The Empty Hands by Jean Kilczer

In the year 2054, the ruling fundamentalist Christian Church does not encourage its great artists; it mindwipes them.

The empty hands

In the year 2054, the ruling fundamentalist Christian Church does not encourage its great artists; it mindwipes them.

August, talented son of an alcoholic father, wants desperately to gain love and recognition through his art, but his paintings of Michelangelo-style nudes are strictly forbidden by the repressive church. When Minister Simon Di Luca threatens to have him mindwiped, he tries to stop painting, but finds that art is his life and soul.

Balancing between his contempt for the church, love for painting and relationship with a revolutionary woman, August is soon faced with choices that will decide his fate. Will protecting his ideals be more important than his life?

Jean Kilczer's The Empty Hands is a provocative look at a dystopian future.

Genre: FICTION / Dystopian

Secondary Genre: FICTION / Science Fiction / General

Language: English

Keywords: none

Word Count: 83795

Sales info:

Steady sales


Sample text:

Night hovered over the sweltering summer streets of Rome, held back by the illuminated piazzas, the flashing colored fountains that splashed only bare rock, shorn now of their great Renaissance statues.
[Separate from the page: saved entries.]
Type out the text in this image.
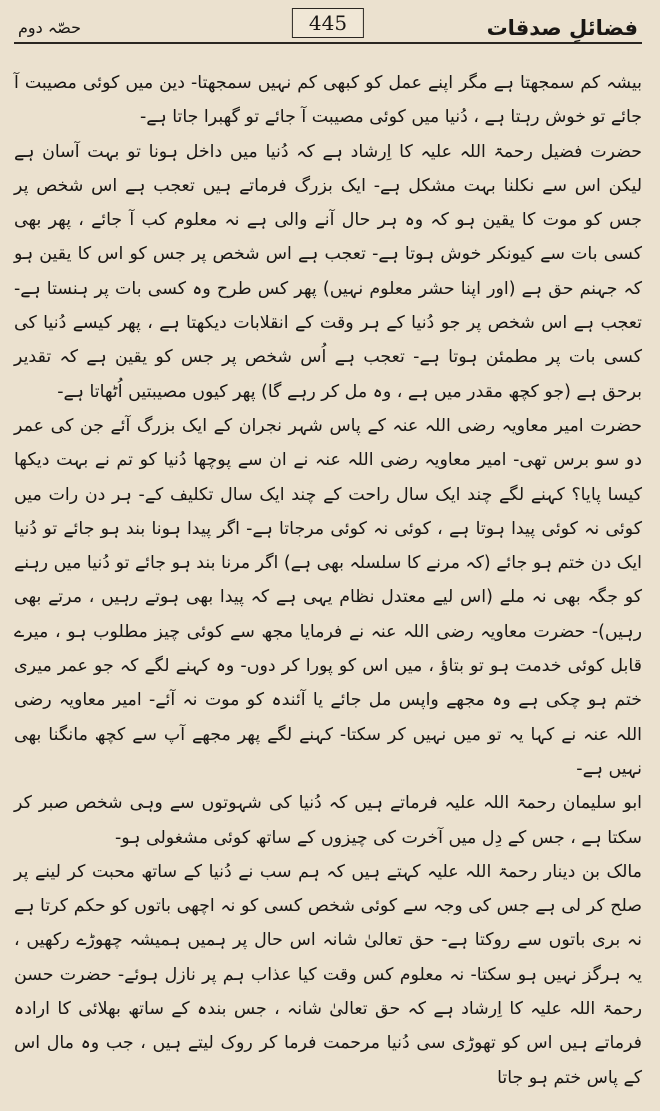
فضائلِ صدقات
445
حصّہ دوم

بیشہ کم سمجھتا ہے مگر اپنے عمل کو کبھی کم نہیں سمجھتا- دین میں کوئی مصیبت آ جائے تو خوش رہتا ہے ، دُنیا میں کوئی مصیبت آ جائے تو گھبرا جاتا ہے-

حضرت فضیل رحمۃ اللہ علیہ کا اِرشاد ہے کہ دُنیا میں داخل ہونا تو بہت آسان ہے لیکن اس سے نکلنا بہت مشکل ہے- ایک بزرگ فرماتے ہیں تعجب ہے اس شخص پر جس کو موت کا یقین ہو کہ وہ ہر حال آنے والی ہے نہ معلوم کب آ جائے ، پھر بھی کسی بات سے کیونکر خوش ہوتا ہے- تعجب ہے اس شخص پر جس کو اس کا یقین ہو کہ جہنم حق ہے (اور اپنا حشر معلوم نہیں) پھر کس طرح وہ کسی بات پر ہنستا ہے- تعجب ہے اس شخص پر جو دُنیا کے ہر وقت کے انقلابات دیکھتا ہے ، پھر کیسے دُنیا کی کسی بات پر مطمئن ہوتا ہے- تعجب ہے اُس شخص پر جس کو یقین ہے کہ تقدیر برحق ہے (جو کچھ مقدر میں ہے ، وہ مل کر رہے گا) پھر کیوں مصیبتیں اُٹھاتا ہے-

حضرت امیر معاویہ رضی اللہ عنہ کے پاس شہر نجران کے ایک بزرگ آئے جن کی عمر دو سو برس تھی- امیر معاویہ رضی اللہ عنہ نے ان سے پوچھا دُنیا کو تم نے بہت دیکھا کیسا پایا؟ کہنے لگے چند ایک سال راحت کے چند ایک سال تکلیف کے- ہر دن رات میں کوئی نہ کوئی پیدا ہوتا ہے ، کوئی نہ کوئی مرجاتا ہے- اگر پیدا ہونا بند ہو جائے تو دُنیا ایک دن ختم ہو جائے (کہ مرنے کا سلسلہ بھی ہے) اگر مرنا بند ہو جائے تو دُنیا میں رہنے کو جگہ بھی نہ ملے (اس لیے معتدل نظام یہی ہے کہ پیدا بھی ہوتے رہیں ، مرتے بھی رہیں)- حضرت معاویہ رضی اللہ عنہ نے فرمایا مجھ سے کوئی چیز مطلوب ہو ، میرے قابل کوئی خدمت ہو تو بتاؤ ، میں اس کو پورا کر دوں- وہ کہنے لگے کہ جو عمر میری ختم ہو چکی ہے وہ مجھے واپس مل جائے یا آئندہ کو موت نہ آئے- امیر معاویہ رضی اللہ عنہ نے کہا یہ تو میں نہیں کر سکتا- کہنے لگے پھر مجھے آپ سے کچھ مانگنا بھی نہیں ہے-

ابو سلیمان رحمۃ اللہ علیہ فرماتے ہیں کہ دُنیا کی شہوتوں سے وہی شخص صبر کر سکتا ہے ، جس کے دِل میں آخرت کی چیزوں کے ساتھ کوئی مشغولی ہو-

مالک بن دینار رحمۃ اللہ علیہ کہتے ہیں کہ ہم سب نے دُنیا کے ساتھ محبت کر لینے پر صلح کر لی ہے جس کی وجہ سے کوئی شخص کسی کو نہ اچھی باتوں کو حکم کرتا ہے نہ بری باتوں سے روکتا ہے- حق تعالیٰ شانہ اس حال پر ہمیں ہمیشہ چھوڑے رکھیں ، یہ ہرگز نہیں ہو سکتا- نہ معلوم کس وقت کیا عذاب ہم پر نازل ہوئے- حضرت حسن رحمۃ اللہ علیہ کا اِرشاد ہے کہ حق تعالیٰ شانہ ، جس بندہ کے ساتھ بھلائی کا ارادہ فرماتے ہیں اس کو تھوڑی سی دُنیا مرحمت فرما کر روک لیتے ہیں ، جب وہ مال اس کے پاس ختم ہو جاتا
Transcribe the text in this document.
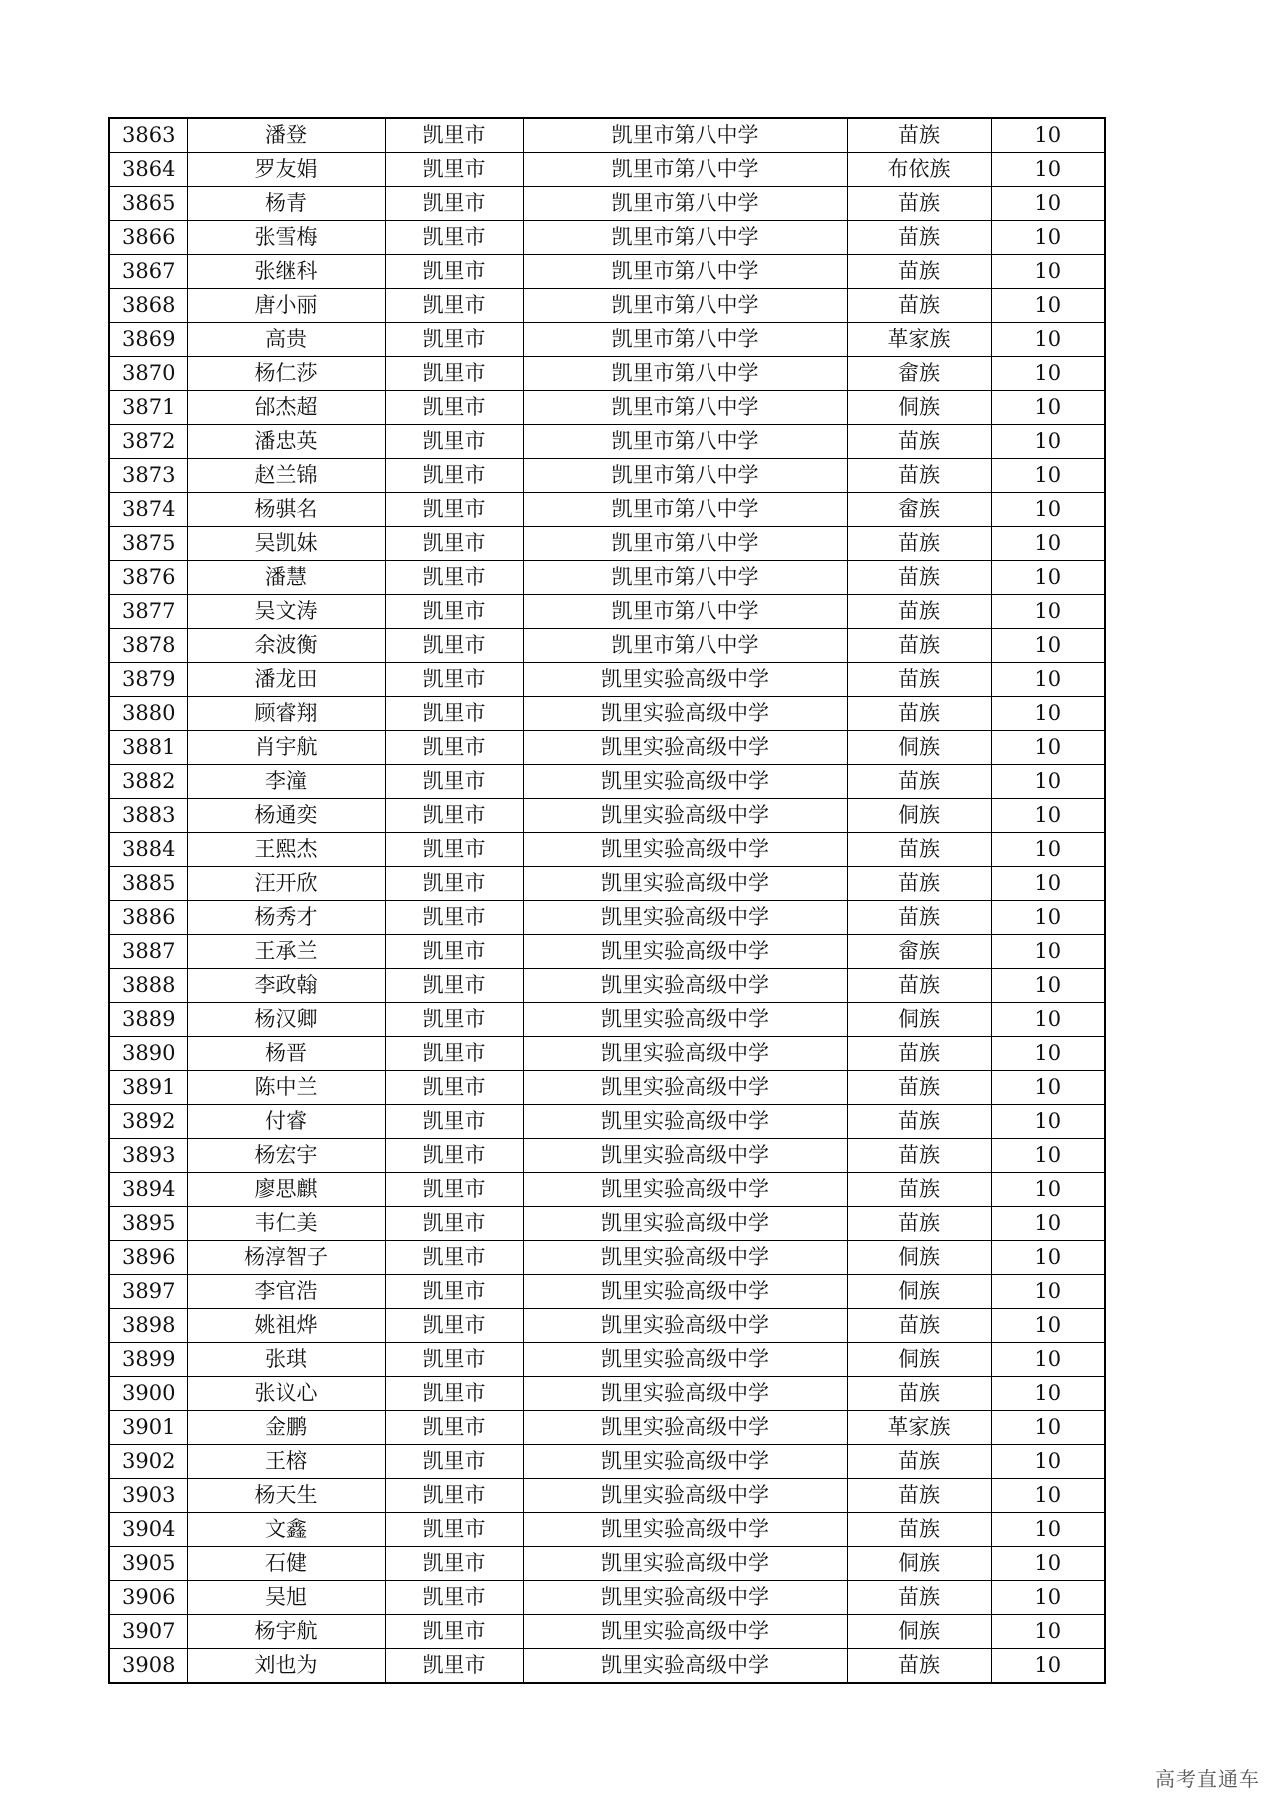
3863	潘登	凯里市	凯里市第八中学	苗族	10
3864	罗友娟	凯里市	凯里市第八中学	布依族	10
3865	杨青	凯里市	凯里市第八中学	苗族	10
3866	张雪梅	凯里市	凯里市第八中学	苗族	10
3867	张继科	凯里市	凯里市第八中学	苗族	10
3868	唐小丽	凯里市	凯里市第八中学	苗族	10
3869	高贵	凯里市	凯里市第八中学	革家族	10
3870	杨仁莎	凯里市	凯里市第八中学	畲族	10
3871	邰杰超	凯里市	凯里市第八中学	侗族	10
3872	潘忠英	凯里市	凯里市第八中学	苗族	10
3873	赵兰锦	凯里市	凯里市第八中学	苗族	10
3874	杨骐名	凯里市	凯里市第八中学	畲族	10
3875	吴凯妹	凯里市	凯里市第八中学	苗族	10
3876	潘慧	凯里市	凯里市第八中学	苗族	10
3877	吴文涛	凯里市	凯里市第八中学	苗族	10
3878	余波衡	凯里市	凯里市第八中学	苗族	10
3879	潘龙田	凯里市	凯里实验高级中学	苗族	10
3880	顾睿翔	凯里市	凯里实验高级中学	苗族	10
3881	肖宇航	凯里市	凯里实验高级中学	侗族	10
3882	李潼	凯里市	凯里实验高级中学	苗族	10
3883	杨通奕	凯里市	凯里实验高级中学	侗族	10
3884	王熙杰	凯里市	凯里实验高级中学	苗族	10
3885	汪开欣	凯里市	凯里实验高级中学	苗族	10
3886	杨秀才	凯里市	凯里实验高级中学	苗族	10
3887	王承兰	凯里市	凯里实验高级中学	畲族	10
3888	李政翰	凯里市	凯里实验高级中学	苗族	10
3889	杨汉卿	凯里市	凯里实验高级中学	侗族	10
3890	杨晋	凯里市	凯里实验高级中学	苗族	10
3891	陈中兰	凯里市	凯里实验高级中学	苗族	10
3892	付睿	凯里市	凯里实验高级中学	苗族	10
3893	杨宏宇	凯里市	凯里实验高级中学	苗族	10
3894	廖思麒	凯里市	凯里实验高级中学	苗族	10
3895	韦仁美	凯里市	凯里实验高级中学	苗族	10
3896	杨淳智子	凯里市	凯里实验高级中学	侗族	10
3897	李官浩	凯里市	凯里实验高级中学	侗族	10
3898	姚祖烨	凯里市	凯里实验高级中学	苗族	10
3899	张琪	凯里市	凯里实验高级中学	侗族	10
3900	张议心	凯里市	凯里实验高级中学	苗族	10
3901	金鹏	凯里市	凯里实验高级中学	革家族	10
3902	王榕	凯里市	凯里实验高级中学	苗族	10
3903	杨天生	凯里市	凯里实验高级中学	苗族	10
3904	文鑫	凯里市	凯里实验高级中学	苗族	10
3905	石健	凯里市	凯里实验高级中学	侗族	10
3906	吴旭	凯里市	凯里实验高级中学	苗族	10
3907	杨宇航	凯里市	凯里实验高级中学	侗族	10
3908	刘也为	凯里市	凯里实验高级中学	苗族	10
高考直通车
Eye-of-God globes drifted among strolling people, watching from revolving inner cameras and lights, studying faces, dissecting small talk to find a germ of dissent, dissent against the great Charismatic Fundamentalist Church that ruled the post-apocalyptic Western world with an uneasy hand.

Within the Eternal City, St. Peter's Dome seemed to float serenely in a halo of stars. Its spire reached to the heavens, while the jutting Vatican's buildings stretched down in warped reflections to the heart of the ancient Tiber River.

A huge candle of light suddenly blossomed above an exploding Vatican building. Laced with curls of smoke, it roiled into the night sky. The blast rattled windows as it thundered across Rome. People on the street stood frozen in their steps. Some screamed and ran for the cover of buildings. The Eye-of-God globes rose and sped toward the billowing flames like white moths attracted to flame.

Four black-clad figures wearing ski masks, lit behind by the blaze, raced across the Vatican grounds and leaped a wall to an outside street. An anonymous-looking car idled at the curb.

One of the four paused by a sign spread across the wall:

 

BLESSED ARE THE BORN AGAIN.

 

“Come on, Paul!” a black-clad woman called to him as the whine of vaccopters grew to shrieks above Vatican City.

Paul pulled out a can of paint from his backpack. “Go, Monique!” he shouted and sprayed NORM in red letters across the sign.

Monique threw herself into the back seat of the car as vaccopters whined above the Vatican buildings.